# Navarre was DEAD!



## SurfFishingMeister (Aug 18, 2015)

Wait until a warm front. Fishing was dead in Navarre Florida. I watched about 2 hours of underwater video! I didn’t see a fish at all! The pattern has been that fish bite well about 3-4 days after a warm front! We are being killed by cold fronts! No luck, not a single bite today. If you caught something you are the best fisherman in the world!


----------



## PastorJack (Jun 25, 2014)

it was dead at Pensacola Beach today, too...


----------



## GROUPERKING (Sep 28, 2011)

It won't be much longer ! Thanks for the report.


----------



## jcallaham (Dec 13, 2009)

*jcallaham*

Its been the same way over here in the perdido area. Last time I was out the water was clear but it had a brackish color. Probably a lot of water coming out of the rivers.

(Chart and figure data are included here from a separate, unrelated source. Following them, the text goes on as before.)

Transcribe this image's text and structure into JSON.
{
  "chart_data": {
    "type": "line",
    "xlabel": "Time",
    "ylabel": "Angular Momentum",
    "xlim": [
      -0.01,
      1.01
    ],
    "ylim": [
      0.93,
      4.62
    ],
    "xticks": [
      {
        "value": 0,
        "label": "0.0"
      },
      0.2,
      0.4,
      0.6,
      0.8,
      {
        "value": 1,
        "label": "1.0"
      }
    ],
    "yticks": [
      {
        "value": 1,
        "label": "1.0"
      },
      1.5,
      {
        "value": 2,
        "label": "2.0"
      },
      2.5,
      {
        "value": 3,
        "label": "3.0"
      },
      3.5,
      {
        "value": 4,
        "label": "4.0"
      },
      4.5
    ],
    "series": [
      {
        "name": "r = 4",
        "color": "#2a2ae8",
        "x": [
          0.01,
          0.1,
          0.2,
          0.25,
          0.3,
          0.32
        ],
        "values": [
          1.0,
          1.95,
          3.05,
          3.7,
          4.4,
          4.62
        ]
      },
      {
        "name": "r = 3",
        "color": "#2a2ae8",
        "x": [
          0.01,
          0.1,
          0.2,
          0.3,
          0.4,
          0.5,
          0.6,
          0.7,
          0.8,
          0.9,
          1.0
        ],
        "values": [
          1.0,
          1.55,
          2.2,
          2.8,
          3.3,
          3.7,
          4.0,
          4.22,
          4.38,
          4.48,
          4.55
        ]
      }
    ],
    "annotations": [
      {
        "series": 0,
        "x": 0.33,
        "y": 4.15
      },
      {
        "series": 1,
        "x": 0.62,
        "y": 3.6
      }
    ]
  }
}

For me february and march have always been terrible times to be a surf fisherman


----------



## PompChaser315 (Feb 18, 2011)

Starting to get the itch


----------



## bassmasterffej (Feb 4, 2020)

I'm planning to try some surf action this year...Any good areas to try around PCB?


----------



## BJW (Oct 1, 2007)

bassmasterffej:
I only get to pompano fish a couple of weeks each May since I live way up in Tennessee. But I have been able to catch them all along Pensacola Beach. You can try any of the parking lots between Portafino and the National Seashore. Do a little research and you will find a lot of videos on YouTube on how to read the surf and find spots. Last year the biggest one I caught was one evening after dinner when I went out behind the condo once the swimmers cleared out for the evening. I think they move all up and down the coast line. Just rake up some sand fleas and put your line in the water. 
Go to the BamaBeachBum YouTube channel. You can learn a lot there.


----------



## bassmasterffej (Feb 4, 2020)

Great info...Thank you! :thumbsup:


----------